Bir kez de Nebil Özgentürk'ün yazısını okuyunca şükrettim. Ama bekledim ki halktan da ses çıksın. Attila İlhan'ın programının kaldırılmasından söz ediyorum. Ne gazetelerde ne internet sitelerinde bir tek seyirci şikâyetine rastladım. Sakın tepkisiz millet olduğumuzu söylemeyin. Sucuk reklâmları yüzünden RTÜK'ü mektup bombardımanına tutan bu halk değil miydi? Ya gündüz programlarında ekran yıldızlarına telefonlarla iltifat, yarışmalara hem de üstüne para vererek kısa mesaj yağdıranlar hangi millete mensup?
Aklına fikrine en güvendiğim arkadaşım aradı. İki televizyon dizisinde birden, evlerinden uzak üniversitelerde okuyan genç kızların zengin adamlarla ilişki kurmalarından rahatsız olmuş. "Ya bunları görüp de bir tek aile bile kızını başka şehre okumaya yollamaktan vazgeçerse, bu topluma verilmiş çok büyük bir zarar değil mi?" diyor. "Ama böyle durumlar var maalesef. Filmlerin konuları da toplumdan kesitler" diyorum. İkna olmuyor. "Bir tek kız öğrencinin ailesi bile etkilense.." diye tekrarlıyor. Düşünüyorum. Haklı aslında.
Milyonlarca insan televizyonda gördüklerini gerçek sanıyor. Televizyondakiler gibi konuşup, onlar gibi davranıyor. Yabancısı olduğu topluluklardan insanları seyrederken de o topluluğun tamamını öyle kabul ediyor. Yaşlı genci, köylü şehirliyi, cahil okumuşu, zengin fakiri ekranda görülen kimlikleriyle tanıyor.
* * *
Maksadım televizyonun ticari bir eğlence aracı olduğunu iddia edenlere karşı, eğitici özelliğini savunmak filan değil. Çünkü onun kararını bilim çoktan vermiş. İşte bir bilim adamı, Prof. Dr. Ali Atıf Bir, "toplumu şekillendiriyor" diyor. Bu kadar.

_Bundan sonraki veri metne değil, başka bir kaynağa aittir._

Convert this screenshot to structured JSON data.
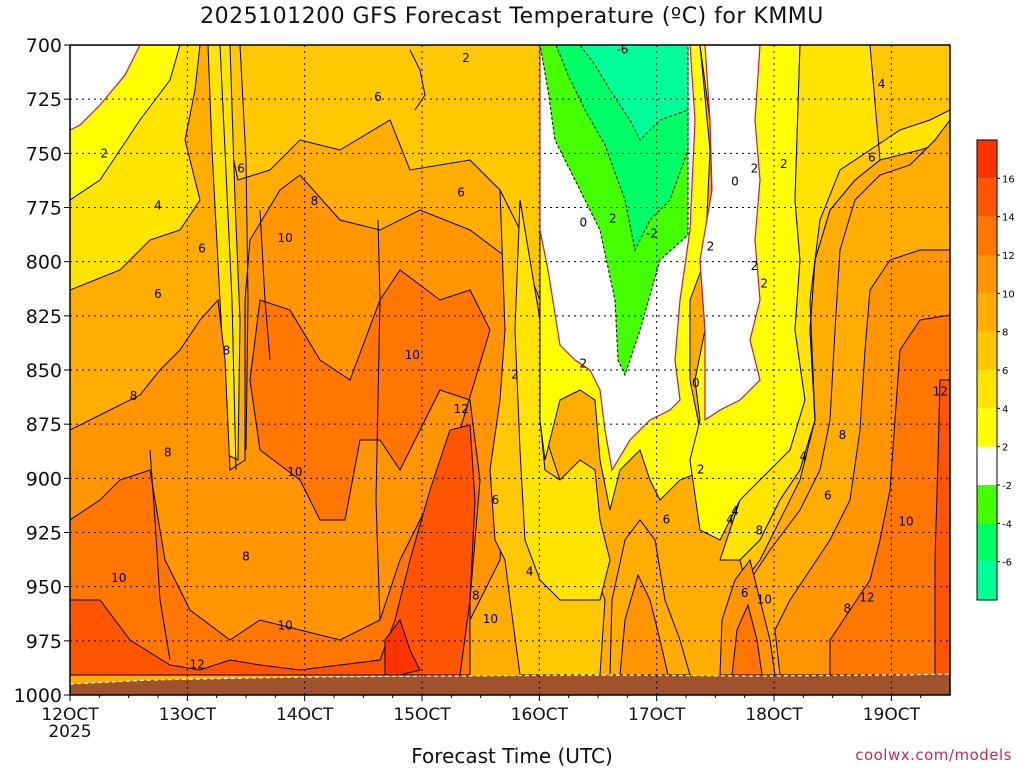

Ben sadece benimle aynı düşüncede olanlara son günlerdeki birkaç gözlemimle tercüman olmak istiyorum. Çünkü demin de belirttiğim gibi "yalnız değilim" diyebilmek büyük nimet, bu zamanda. İkincisi de etkili ve yetkililere samimiyetle merak ettiğim soruları sormak.
Mesela;
Bir dizi senaryosunu yazan, çeken, oynayan, yayınlayan, acaba aşk hikâyesine dahi silah sokarken öldürmeyi sıradanlaştırdığını hiç aklına getirmez mi? Esas adamın çay bahçesinde otururken esas kızın eline tabancayı verip de aşkını sınaması, bu duyguyu anlatmanın en estetik, en yaratıcı ve en etkileyici yolu mudur?
Beyin kanaması geçiren hastasının durumunu basın toplantısında anlatan doktora, "hani sinirden kan beynine sıçramış, değil mi?" şeklindeki cehalet ve densizlik timsali soruyu yönelten muhabire hesap soracak bir amiri yok mudur? Ya patronlar bu tür durumları ekranda gördüklerinde, üç-beş kuruş tasarruf uğruna niteliksiz eleman çalıştırmanın aslında milyonlarca dolar değerindeki kendi kurumuna zarar verdiğini nasıl olur da idrak edemez?
Televizyon programlarını yönlendirenlerin – televizyon yöneticilerinin ve reklâm verenlerin- daha çok kazanmak için finans danışmanları, daha az kaybetmek için de hukuk danışmanları vardır da neden sosyolog, psikolog daha da önemlisi pedagog danışmanları yoktur?
"Sosyal sorumluluk" diye adlandırılarak insanda saygı duruşuna geçme dürtüsü uyandıran kampanyalara imza atan reklâm verenler, ekranda reklâmlarının yayınlandığı programların sosyal etkilerinden acaba ne kadar sorumludurlar?